IBM's study confirms both the increase in sophistication of attacks and the increasing commercialization of cybercrime. IBM's X-Force unit has identified more than 210,000 new samples of malware so far this year -- more than it found all of last year -- and an increasing instance of Trojan-type attacks suggests that the malware is becoming more complex and difficult to detect, the researchers say.
IBM also has detected an increase in the trend toward selling "exploits as a service," in which cybercriminals offer support as well as code. The latest trend is "exploit leasing," in which attackers test exploitation techniques with a smaller customer base and a smaller initial investment before attempting to broadly market their discoveries. (See IBM X-Force Report: Exploit-Leasing Popular.)
As cybercrime becomes increasingly more lucrative and professional, there is a corresponding increase in the effectiveness of each exploit, according to the studies. CompTIA's report indicates that the average severity level of a security breach has nearly doubled in the past 12 months, growing from 2.6 to 4.8 on a 10-point scale.
"This suggests that while the number of security breaches has stabilized, the breaches that are occurring are having a greater impact than ever on organizations," said Brian McCarthy, chief operating officer at CompTIA.
According to the CompTIA study, the average cost of a security breach now stands at $369,388. This figure is skewed by handful of companies who reported breach costs in excess of $10 million, CompTIA observes; about half of the respondents said their cost per breach in the last year was $10,000 or less. (See Severity Level of Breaches on the Rise.)

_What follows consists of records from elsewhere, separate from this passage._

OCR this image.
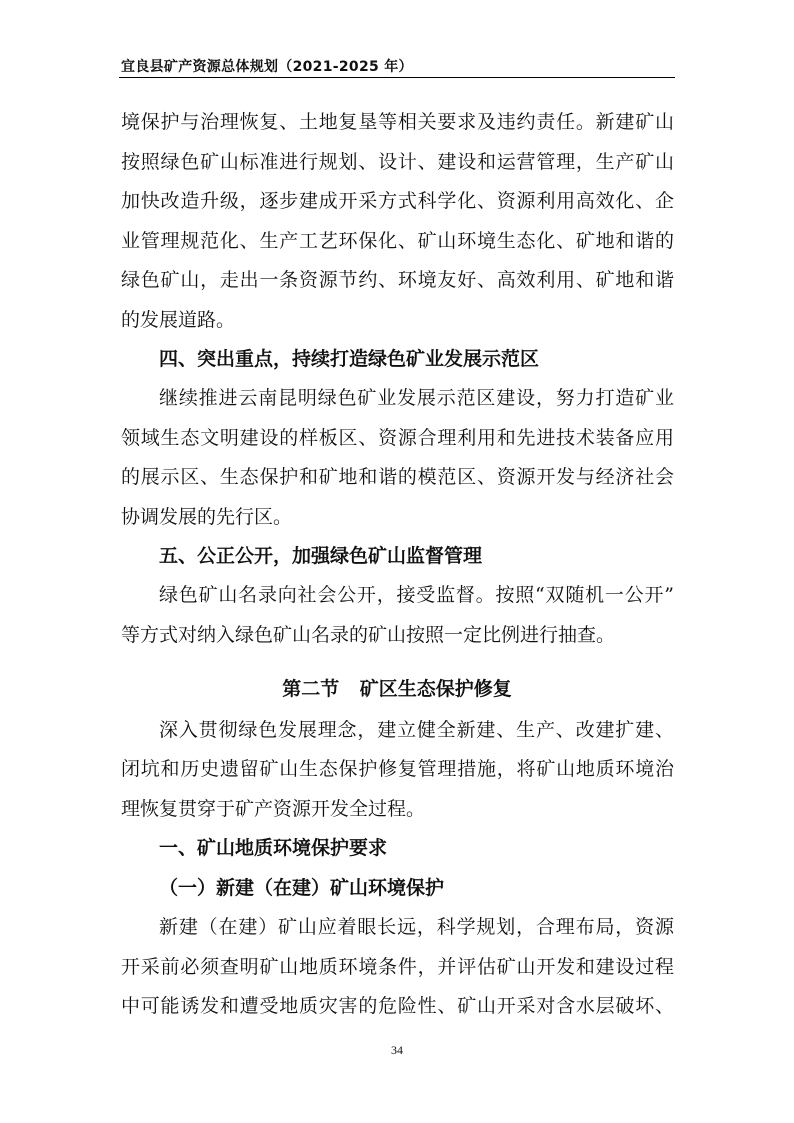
宜良县矿产资源总体规划（2021-2025 年）
境保护与治理恢复、土地复垦等相关要求及违约责任。新建矿山
按照绿色矿山标准进行规划、设计、建设和运营管理，生产矿山
加快改造升级，逐步建成开采方式科学化、资源利用高效化、企
业管理规范化、生产工艺环保化、矿山环境生态化、矿地和谐的
绿色矿山，走出一条资源节约、环境友好、高效利用、矿地和谐
的发展道路。
四、突出重点，持续打造绿色矿业发展示范区
继续推进云南昆明绿色矿业发展示范区建设，努力打造矿业
领域生态文明建设的样板区、资源合理利用和先进技术装备应用
的展示区、生态保护和矿地和谐的模范区、资源开发与经济社会
协调发展的先行区。
五、公正公开，加强绿色矿山监督管理
绿色矿山名录向社会公开，接受监督。按照“双随机一公开”
等方式对纳入绿色矿山名录的矿山按照一定比例进行抽查。
第二节 矿区生态保护修复
深入贯彻绿色发展理念，建立健全新建、生产、改建扩建、
闭坑和历史遗留矿山生态保护修复管理措施，将矿山地质环境治
理恢复贯穿于矿产资源开发全过程。
一、矿山地质环境保护要求
（一）新建（在建）矿山环境保护
新建（在建）矿山应着眼长远，科学规划，合理布局，资源
开采前必须查明矿山地质环境条件，并评估矿山开发和建设过程
中可能诱发和遭受地质灾害的危险性、矿山开采对含水层破坏、
34
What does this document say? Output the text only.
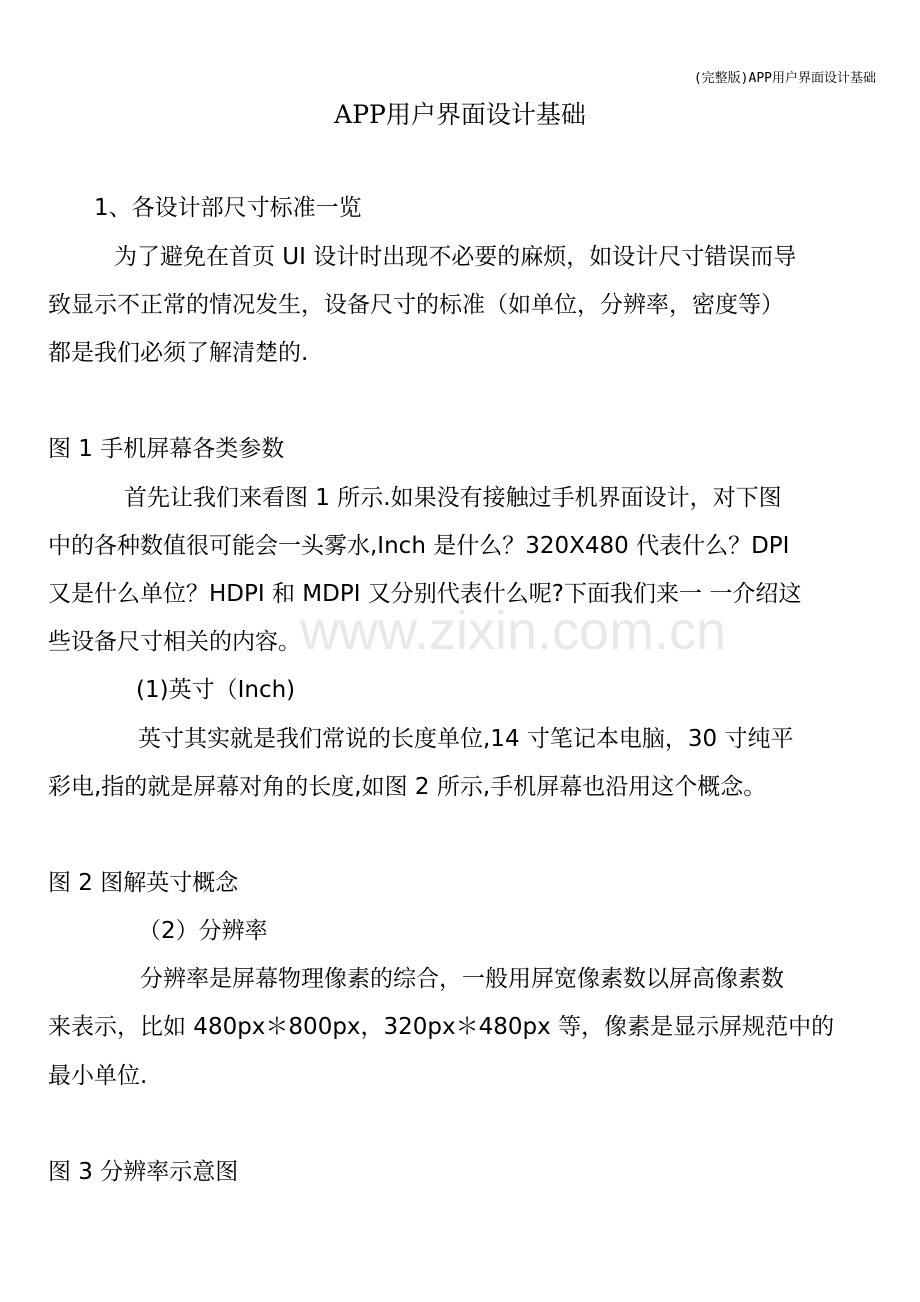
(完整版)APP用户界面设计基础
APP用户界面设计基础
1、各设计部尺寸标准一览
为了避免在首页 UI 设计时出现不必要的麻烦，如设计尺寸错误而导
致显示不正常的情况发生，设备尺寸的标准（如单位，分辨率，密度等）
都是我们必须了解清楚的.
图 1 手机屏幕各类参数
首先让我们来看图 1 所示.如果没有接触过手机界面设计，对下图
中的各种数值很可能会一头雾水,Inch 是什么？320X480 代表什么？DPI
又是什么单位？HDPI 和 MDPI 又分别代表什么呢?下面我们来一 一介绍这
些设备尺寸相关的内容。
(1)英寸（Inch)
英寸其实就是我们常说的长度单位,14 寸笔记本电脑，30 寸纯平
彩电,指的就是屏幕对角的长度,如图 2 所示,手机屏幕也沿用这个概念。
图 2 图解英寸概念
（2）分辨率
分辨率是屏幕物理像素的综合，一般用屏宽像素数以屏高像素数
来表示，比如 480px＊800px，320px＊480px 等，像素是显示屏规范中的
最小单位.
图 3 分辨率示意图
www.zixin.com.cn
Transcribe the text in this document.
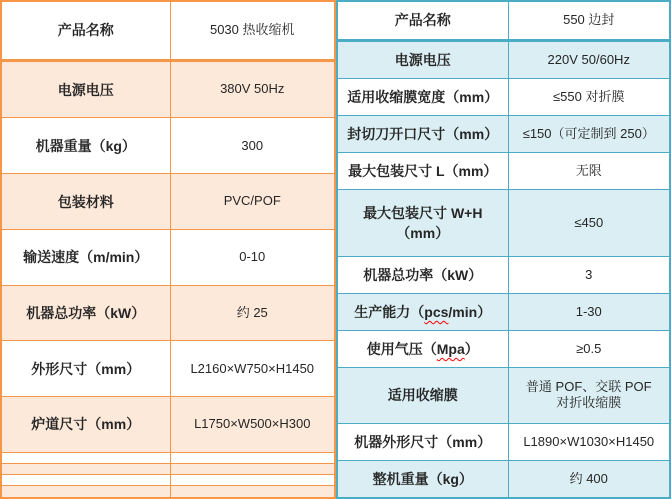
产品名称	5030 热收缩机
电源电压	380V 50Hz
机器重量（kg）	300
包装材料	PVC/POF
输送速度（m/min）	0-10
机器总功率（kW）	约 25
外形尺寸（mm）	L2160×W750×H1450
炉道尺寸（mm）	L1750×W500×H300

产品名称	550 边封
电源电压	220V 50/60Hz
适用收缩膜宽度（mm）	≤550 对折膜
封切刀开口尺寸（mm）	≤150（可定制到 250）
最大包装尺寸 L（mm）	无限
最大包装尺寸 W+H（mm）	≤450
机器总功率（kW）	3
生产能力（pcs/min）	1-30
使用气压（Mpa）	≥0.5
适用收缩膜	普通 POF、交联 POF
对折收缩膜

机器外形尺寸（mm）	L1890×W1030×H1450
整机重量（kg）	约 400
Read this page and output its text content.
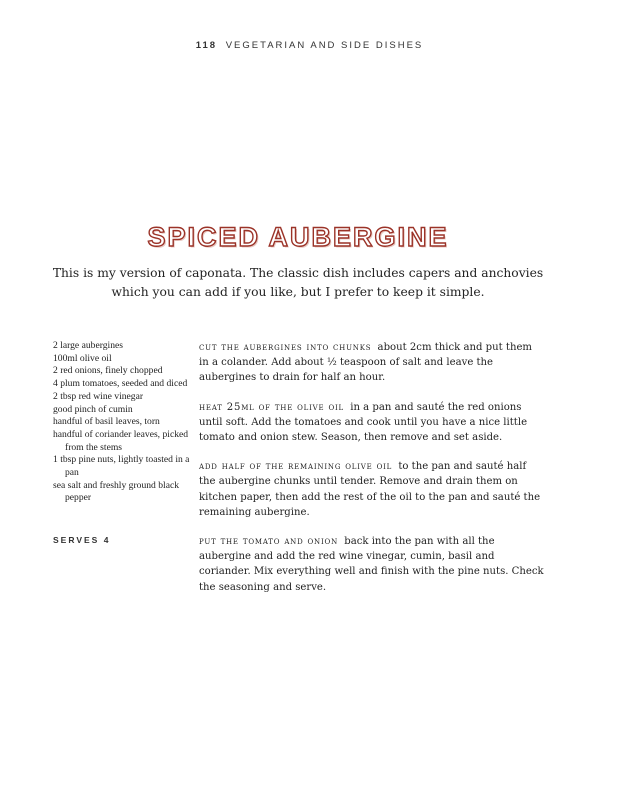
118 VEGETARIAN AND SIDE DISHES
SPICED AUBERGINE
This is my version of caponata. The classic dish includes capers and anchovies which you can add if you like, but I prefer to keep it simple.
2 large aubergines
100ml olive oil
2 red onions, finely chopped
4 plum tomatoes, seeded and diced
2 tbsp red wine vinegar
good pinch of cumin
handful of basil leaves, torn
handful of coriander leaves, picked from the stems
1 tbsp pine nuts, lightly toasted in a pan
sea salt and freshly ground black pepper
SERVES 4

cut the aubergines into chunks about 2cm thick and put them in a colander. Add about ½ teaspoon of salt and leave the aubergines to drain for half an hour.

heat 25ml of the olive oil in a pan and sauté the red onions until soft. Add the tomatoes and cook until you have a nice little tomato and onion stew. Season, then remove and set aside.

add half of the remaining olive oil to the pan and sauté half the aubergine chunks until tender. Remove and drain them on kitchen paper, then add the rest of the oil to the pan and sauté the remaining aubergine.

put the tomato and onion back into the pan with all the aubergine and add the red wine vinegar, cumin, basil and coriander. Mix everything well and finish with the pine nuts. Check the seasoning and serve.
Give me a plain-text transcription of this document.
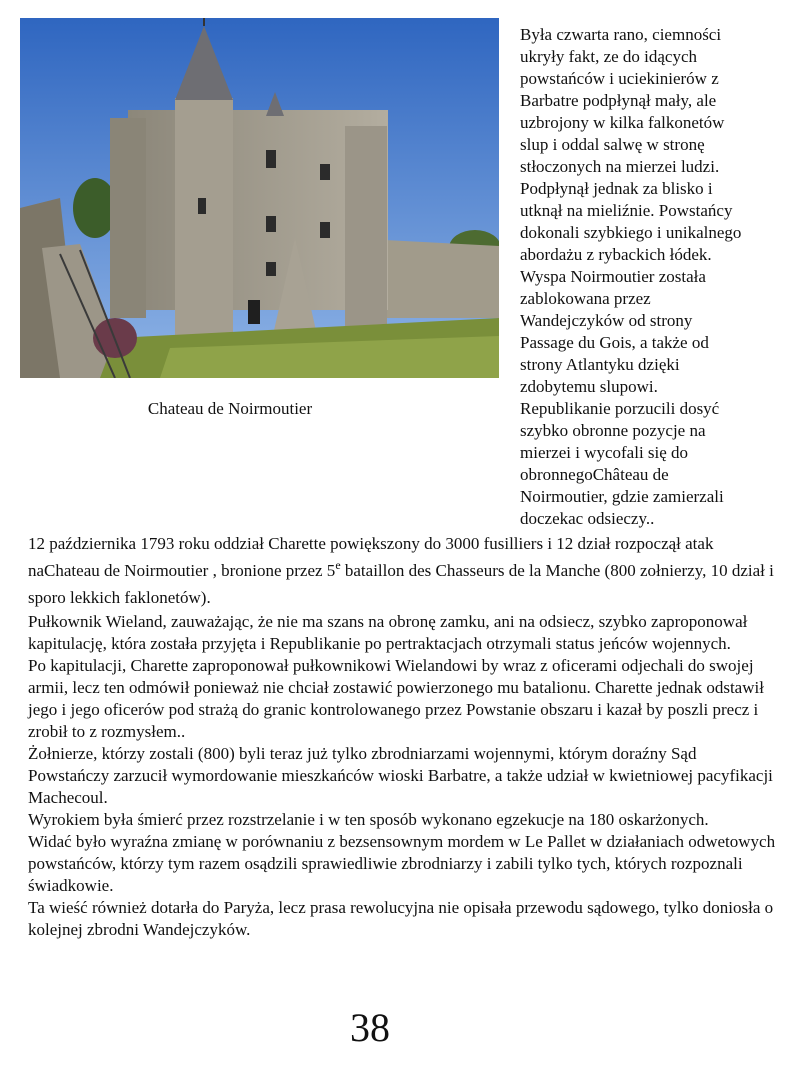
Chateau de Noirmoutier

Była czwarta rano, ciemności
ukryły fakt, ze do idących
powstańców i uciekinierów z
Barbatre podpłynął mały, ale
uzbrojony w kilka falkonetów
slup i oddal salwę w stronę
stłoczonych na mierzei ludzi.
Podpłynął jednak za blisko i
utknął na mieliźnie. Powstańcy
dokonali szybkiego i unikalnego
abordażu z rybackich łódek.
Wyspa Noirmoutier została
zablokowana przez
Wandejczyków od strony
Passage du Gois, a także od
strony Atlantyku dzięki
zdobytemu slupowi.
Republikanie porzucili dosyć
szybko obronne pozycje na
mierzei i wycofali się do
obronnegoChâteau de
Noirmoutier, gdzie zamierzali
doczekac odsieczy..

12 października 1793 roku oddział Charette powiększony do 3000 fusilliers i 12 dział rozpoczął atak naChateau de Noirmoutier , bronione przez 5e bataillon des Chasseurs de la Manche (800 zołnierzy, 10 dział i sporo lekkich faklonetów).

Pułkownik Wieland, zauważając, że nie ma szans na obronę zamku, ani na odsiecz, szybko zaproponował kapitulację, która została przyjęta i Republikanie po pertraktacjach otrzymali status jeńców wojennych.

Po kapitulacji, Charette zaproponował pułkownikowi Wielandowi by wraz z oficerami odjechali do swojej armii, lecz ten odmówił ponieważ nie chciał zostawić powierzonego mu batalionu. Charette jednak odstawił jego i jego oficerów pod strażą do granic kontrolowanego przez Powstanie obszaru i kazał by poszli precz i zrobił to z rozmysłem..

Żołnierze, którzy zostali (800) byli teraz już tylko zbrodniarzami wojennymi, którym doraźny Sąd Powstańczy zarzucił wymordowanie mieszkańców wioski Barbatre, a także udział w kwietniowej pacyfikacji Machecoul.

Wyrokiem była śmierć przez rozstrzelanie i w ten sposób wykonano egzekucje na 180 oskarżonych.

Widać było wyraźna zmianę w porównaniu z bezsensownym mordem w Le Pallet w działaniach odwetowych powstańców, którzy tym razem osądzili sprawiedliwie zbrodniarzy i zabili tylko tych, których rozpoznali świadkowie.

Ta wieść również dotarła do Paryża, lecz prasa rewolucyjna nie opisała przewodu sądowego, tylko doniosła o kolejnej zbrodni Wandejczyków.

38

The Computer Security Institute study confirms that while the number of security breaches continues to grow slowly, the cost of those breaches is growing rapidly. The number of companies reporting 10 or more incidents grew from 9 percent in CSI's 2006 study to 26 percent in the 2007 study. (See Nokia Siemens in Talks to Buy Atrica.)
Perhaps more importantly, the cost of security breaches has more than doubled in the past 12 months, according to the CSI study. While breaches cost organizations an average of $168,000 in the 2006 report, 2007 respondents reported average losses of $350,424. (See Annual CSI Study: Cost of Cybercrime Is Skyrocketing.)
And the trend toward more numerous and more sophisticated attacks isn't limited to the enterprise. Distributed denial of service (DDOS) attacks are rising in the ISP space, and developments in botnet technology are making these emerging threats even harder to combat, according to a survey published earlier this week by Arbor Networks. (See Report: Attacks on ISP Nets Intensifying.)